Salam kenal, semoga tambah keren cantik dan ganteng, wilujeng dalu, wassalamu’alaikum wa rahmatullah wa barakatuh.

Menghormati Guru, Cara, Contoh Sikap Perilaku, Alasannya dan Dalil

Mengapa kita harus menghormati guru? Pentingnya menghormati guru apalagi dalam Agama Islam sebagaimana dalam buku pelajaran PAI dan budi Pekerti Kelas 7 atau 1 SMP/MTs adalah karena guru telah mendidik dan mengajarkan ilmu kepada kita.

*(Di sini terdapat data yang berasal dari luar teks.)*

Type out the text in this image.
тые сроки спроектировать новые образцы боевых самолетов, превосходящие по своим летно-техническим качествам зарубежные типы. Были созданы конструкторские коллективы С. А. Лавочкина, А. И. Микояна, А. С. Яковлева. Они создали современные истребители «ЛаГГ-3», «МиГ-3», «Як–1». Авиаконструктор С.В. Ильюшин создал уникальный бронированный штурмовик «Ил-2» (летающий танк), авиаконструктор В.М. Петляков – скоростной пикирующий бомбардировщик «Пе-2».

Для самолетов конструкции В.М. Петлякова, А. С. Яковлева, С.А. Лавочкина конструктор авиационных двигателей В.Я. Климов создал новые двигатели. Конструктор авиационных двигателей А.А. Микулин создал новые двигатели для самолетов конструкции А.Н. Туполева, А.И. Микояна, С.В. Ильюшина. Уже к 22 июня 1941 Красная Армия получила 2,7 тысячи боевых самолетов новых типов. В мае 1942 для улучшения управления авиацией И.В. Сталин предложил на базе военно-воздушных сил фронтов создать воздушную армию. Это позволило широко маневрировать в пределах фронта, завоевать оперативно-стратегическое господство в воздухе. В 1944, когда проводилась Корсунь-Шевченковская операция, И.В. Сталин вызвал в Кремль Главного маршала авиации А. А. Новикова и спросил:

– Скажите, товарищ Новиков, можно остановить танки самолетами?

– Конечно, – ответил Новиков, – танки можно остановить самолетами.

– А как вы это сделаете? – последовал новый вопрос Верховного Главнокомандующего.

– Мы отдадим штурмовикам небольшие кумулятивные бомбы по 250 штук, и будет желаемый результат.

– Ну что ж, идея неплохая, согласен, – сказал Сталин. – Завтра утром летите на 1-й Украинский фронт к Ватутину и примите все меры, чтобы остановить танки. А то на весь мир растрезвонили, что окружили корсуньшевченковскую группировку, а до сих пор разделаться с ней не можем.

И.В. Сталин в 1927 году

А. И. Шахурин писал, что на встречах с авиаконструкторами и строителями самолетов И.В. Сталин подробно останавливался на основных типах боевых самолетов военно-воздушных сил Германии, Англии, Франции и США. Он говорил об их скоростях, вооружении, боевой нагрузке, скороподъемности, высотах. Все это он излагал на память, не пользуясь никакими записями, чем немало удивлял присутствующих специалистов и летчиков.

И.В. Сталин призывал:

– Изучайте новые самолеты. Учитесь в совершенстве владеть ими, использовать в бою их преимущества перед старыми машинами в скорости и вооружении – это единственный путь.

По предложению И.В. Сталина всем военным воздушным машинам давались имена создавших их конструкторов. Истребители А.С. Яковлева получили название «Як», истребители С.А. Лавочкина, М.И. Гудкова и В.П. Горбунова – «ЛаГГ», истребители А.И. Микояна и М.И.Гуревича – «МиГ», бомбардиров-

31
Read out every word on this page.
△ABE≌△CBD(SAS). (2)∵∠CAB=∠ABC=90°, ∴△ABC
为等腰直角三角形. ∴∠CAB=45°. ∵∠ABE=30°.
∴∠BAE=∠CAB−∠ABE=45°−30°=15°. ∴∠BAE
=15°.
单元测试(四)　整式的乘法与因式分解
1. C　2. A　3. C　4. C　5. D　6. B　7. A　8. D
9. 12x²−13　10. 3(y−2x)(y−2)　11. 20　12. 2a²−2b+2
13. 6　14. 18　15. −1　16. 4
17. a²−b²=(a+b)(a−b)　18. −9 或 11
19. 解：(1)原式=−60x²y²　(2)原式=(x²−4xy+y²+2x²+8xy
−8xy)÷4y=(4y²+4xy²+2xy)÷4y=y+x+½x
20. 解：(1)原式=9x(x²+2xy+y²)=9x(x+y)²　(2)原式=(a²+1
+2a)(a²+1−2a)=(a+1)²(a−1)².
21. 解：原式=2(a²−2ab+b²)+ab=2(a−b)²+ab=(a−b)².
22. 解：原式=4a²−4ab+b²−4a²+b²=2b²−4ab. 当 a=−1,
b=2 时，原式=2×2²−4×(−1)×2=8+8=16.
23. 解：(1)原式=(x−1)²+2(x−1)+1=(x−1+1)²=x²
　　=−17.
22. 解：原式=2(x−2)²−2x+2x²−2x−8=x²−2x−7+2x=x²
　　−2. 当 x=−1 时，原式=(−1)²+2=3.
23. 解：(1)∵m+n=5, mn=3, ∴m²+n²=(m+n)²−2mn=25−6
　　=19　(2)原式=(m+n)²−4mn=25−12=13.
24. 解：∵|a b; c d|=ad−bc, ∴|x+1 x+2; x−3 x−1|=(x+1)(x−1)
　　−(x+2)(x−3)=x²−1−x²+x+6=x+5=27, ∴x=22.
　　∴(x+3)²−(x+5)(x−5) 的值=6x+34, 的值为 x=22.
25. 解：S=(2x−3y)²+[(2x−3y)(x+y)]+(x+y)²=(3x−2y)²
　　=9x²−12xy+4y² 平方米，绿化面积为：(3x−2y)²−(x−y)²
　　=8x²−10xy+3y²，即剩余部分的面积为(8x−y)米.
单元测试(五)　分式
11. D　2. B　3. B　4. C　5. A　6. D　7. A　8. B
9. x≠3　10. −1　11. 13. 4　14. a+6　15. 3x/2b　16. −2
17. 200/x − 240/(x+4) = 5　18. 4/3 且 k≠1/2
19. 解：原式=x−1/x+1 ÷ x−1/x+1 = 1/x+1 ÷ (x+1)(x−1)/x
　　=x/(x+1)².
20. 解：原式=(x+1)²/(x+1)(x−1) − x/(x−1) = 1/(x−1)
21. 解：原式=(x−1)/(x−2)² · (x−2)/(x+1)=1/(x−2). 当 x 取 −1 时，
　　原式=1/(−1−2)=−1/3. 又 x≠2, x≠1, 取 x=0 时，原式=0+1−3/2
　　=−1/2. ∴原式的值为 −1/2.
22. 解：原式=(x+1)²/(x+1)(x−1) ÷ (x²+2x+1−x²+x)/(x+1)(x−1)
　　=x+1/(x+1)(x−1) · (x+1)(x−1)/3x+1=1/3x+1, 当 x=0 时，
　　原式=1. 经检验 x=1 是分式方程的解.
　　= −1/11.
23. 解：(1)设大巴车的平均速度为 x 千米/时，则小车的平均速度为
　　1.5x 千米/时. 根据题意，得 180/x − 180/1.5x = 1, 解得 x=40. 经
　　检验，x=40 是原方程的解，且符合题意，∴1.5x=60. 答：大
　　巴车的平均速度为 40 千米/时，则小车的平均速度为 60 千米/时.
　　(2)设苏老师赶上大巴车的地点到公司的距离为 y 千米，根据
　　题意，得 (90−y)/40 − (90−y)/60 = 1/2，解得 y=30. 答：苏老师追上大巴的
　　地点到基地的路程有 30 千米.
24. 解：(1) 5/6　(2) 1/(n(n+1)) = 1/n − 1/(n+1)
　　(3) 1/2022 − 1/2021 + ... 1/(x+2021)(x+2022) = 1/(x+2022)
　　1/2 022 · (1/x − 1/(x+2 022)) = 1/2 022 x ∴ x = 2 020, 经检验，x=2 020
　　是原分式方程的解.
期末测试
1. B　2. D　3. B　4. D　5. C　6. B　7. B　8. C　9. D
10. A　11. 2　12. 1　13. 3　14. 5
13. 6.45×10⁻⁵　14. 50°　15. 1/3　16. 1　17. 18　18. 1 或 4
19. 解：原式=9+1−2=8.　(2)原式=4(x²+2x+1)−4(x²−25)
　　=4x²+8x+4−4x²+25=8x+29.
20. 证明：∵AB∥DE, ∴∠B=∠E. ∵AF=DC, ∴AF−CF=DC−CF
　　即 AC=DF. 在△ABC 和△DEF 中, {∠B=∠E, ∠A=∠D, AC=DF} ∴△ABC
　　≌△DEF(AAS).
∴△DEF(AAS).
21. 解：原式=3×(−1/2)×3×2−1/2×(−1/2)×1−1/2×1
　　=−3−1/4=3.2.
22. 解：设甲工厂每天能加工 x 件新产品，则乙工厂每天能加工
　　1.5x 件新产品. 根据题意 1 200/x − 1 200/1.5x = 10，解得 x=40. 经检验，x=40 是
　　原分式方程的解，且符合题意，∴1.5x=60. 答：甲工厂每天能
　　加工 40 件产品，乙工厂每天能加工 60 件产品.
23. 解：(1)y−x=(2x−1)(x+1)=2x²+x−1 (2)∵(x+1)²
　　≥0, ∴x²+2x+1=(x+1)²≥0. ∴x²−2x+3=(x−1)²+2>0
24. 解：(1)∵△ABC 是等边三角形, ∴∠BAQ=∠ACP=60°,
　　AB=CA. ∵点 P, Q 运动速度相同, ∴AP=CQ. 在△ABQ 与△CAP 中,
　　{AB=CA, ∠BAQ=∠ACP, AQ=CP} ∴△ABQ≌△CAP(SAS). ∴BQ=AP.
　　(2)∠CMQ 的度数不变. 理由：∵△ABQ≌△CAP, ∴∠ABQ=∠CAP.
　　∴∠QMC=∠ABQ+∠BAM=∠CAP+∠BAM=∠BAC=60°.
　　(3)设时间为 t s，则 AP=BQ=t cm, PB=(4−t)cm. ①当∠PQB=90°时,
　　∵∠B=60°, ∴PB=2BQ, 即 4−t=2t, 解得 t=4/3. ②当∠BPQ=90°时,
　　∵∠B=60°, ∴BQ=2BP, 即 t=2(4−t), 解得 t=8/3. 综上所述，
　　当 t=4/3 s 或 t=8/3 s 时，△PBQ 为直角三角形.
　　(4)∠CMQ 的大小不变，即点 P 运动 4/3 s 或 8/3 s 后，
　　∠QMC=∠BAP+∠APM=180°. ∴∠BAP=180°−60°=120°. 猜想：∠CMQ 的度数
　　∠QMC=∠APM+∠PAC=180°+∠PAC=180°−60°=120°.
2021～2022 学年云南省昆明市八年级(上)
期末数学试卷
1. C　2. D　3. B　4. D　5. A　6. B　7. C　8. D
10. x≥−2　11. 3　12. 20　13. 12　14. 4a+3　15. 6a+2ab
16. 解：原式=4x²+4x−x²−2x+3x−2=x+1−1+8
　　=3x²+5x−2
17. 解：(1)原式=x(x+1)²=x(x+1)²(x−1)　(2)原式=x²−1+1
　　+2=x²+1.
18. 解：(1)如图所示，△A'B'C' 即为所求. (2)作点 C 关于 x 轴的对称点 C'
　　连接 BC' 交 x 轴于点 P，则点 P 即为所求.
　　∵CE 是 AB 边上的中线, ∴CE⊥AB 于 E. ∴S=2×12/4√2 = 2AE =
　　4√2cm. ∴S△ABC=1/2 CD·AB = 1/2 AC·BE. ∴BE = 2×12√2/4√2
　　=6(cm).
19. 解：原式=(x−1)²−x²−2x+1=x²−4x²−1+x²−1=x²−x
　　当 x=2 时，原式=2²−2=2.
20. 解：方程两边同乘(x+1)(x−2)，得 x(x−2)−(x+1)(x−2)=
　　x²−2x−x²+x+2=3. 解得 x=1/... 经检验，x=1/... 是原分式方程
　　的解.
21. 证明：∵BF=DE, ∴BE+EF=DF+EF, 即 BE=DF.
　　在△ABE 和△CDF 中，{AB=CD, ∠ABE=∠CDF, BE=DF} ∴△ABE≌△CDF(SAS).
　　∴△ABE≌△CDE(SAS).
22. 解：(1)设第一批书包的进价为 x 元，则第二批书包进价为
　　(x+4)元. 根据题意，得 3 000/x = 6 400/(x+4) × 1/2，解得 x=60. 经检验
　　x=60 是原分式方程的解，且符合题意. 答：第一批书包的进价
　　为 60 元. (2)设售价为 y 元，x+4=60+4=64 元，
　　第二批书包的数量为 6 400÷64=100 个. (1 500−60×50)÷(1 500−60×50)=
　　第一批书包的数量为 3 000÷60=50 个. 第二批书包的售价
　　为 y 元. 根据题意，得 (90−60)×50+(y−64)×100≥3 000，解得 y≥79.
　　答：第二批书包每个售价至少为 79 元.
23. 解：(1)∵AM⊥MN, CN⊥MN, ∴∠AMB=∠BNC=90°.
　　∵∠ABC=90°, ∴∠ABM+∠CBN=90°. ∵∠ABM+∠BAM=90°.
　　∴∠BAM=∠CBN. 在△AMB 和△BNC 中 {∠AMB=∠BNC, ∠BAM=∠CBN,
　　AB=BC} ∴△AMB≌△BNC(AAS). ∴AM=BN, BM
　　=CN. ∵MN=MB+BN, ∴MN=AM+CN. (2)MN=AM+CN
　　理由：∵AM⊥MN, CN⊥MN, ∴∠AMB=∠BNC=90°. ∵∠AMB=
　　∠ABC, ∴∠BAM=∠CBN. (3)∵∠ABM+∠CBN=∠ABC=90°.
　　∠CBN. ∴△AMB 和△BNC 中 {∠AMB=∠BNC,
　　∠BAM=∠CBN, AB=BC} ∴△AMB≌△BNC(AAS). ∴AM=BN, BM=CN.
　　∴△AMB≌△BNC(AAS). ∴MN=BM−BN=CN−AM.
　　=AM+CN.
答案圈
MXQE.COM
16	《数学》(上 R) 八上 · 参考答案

pontren.com – assalaamu’alaikum mbak mbak dan mas mas peserta didik pada Sekolah Menengah Pertama kelas 7 atau pada Madrasah Tsanawiyah baik Negeri maupun Swasta. Kali ini akan menyampaikan contoh sikap perilaku dalam kehidupan sehari hari menghormati orang tua dan guru.

sikap perilaku menghormati guru

Adapun perilaku menghormati orang tua bisa beserta contohnya baik saat masih hidup maupun sudah meninggal bisa anda lihat dalam artikel perilaku menghormati orang tua yang masih hidup.

Jadi pada post kali ini kita fokus tentang contoh perilaku menghormati guru, mengapa harus beserta alasannya dan dalil naqli pada al-qur’an maupun al-hadits.

Siapakah guru? Mengapa kita harus menghormati guru?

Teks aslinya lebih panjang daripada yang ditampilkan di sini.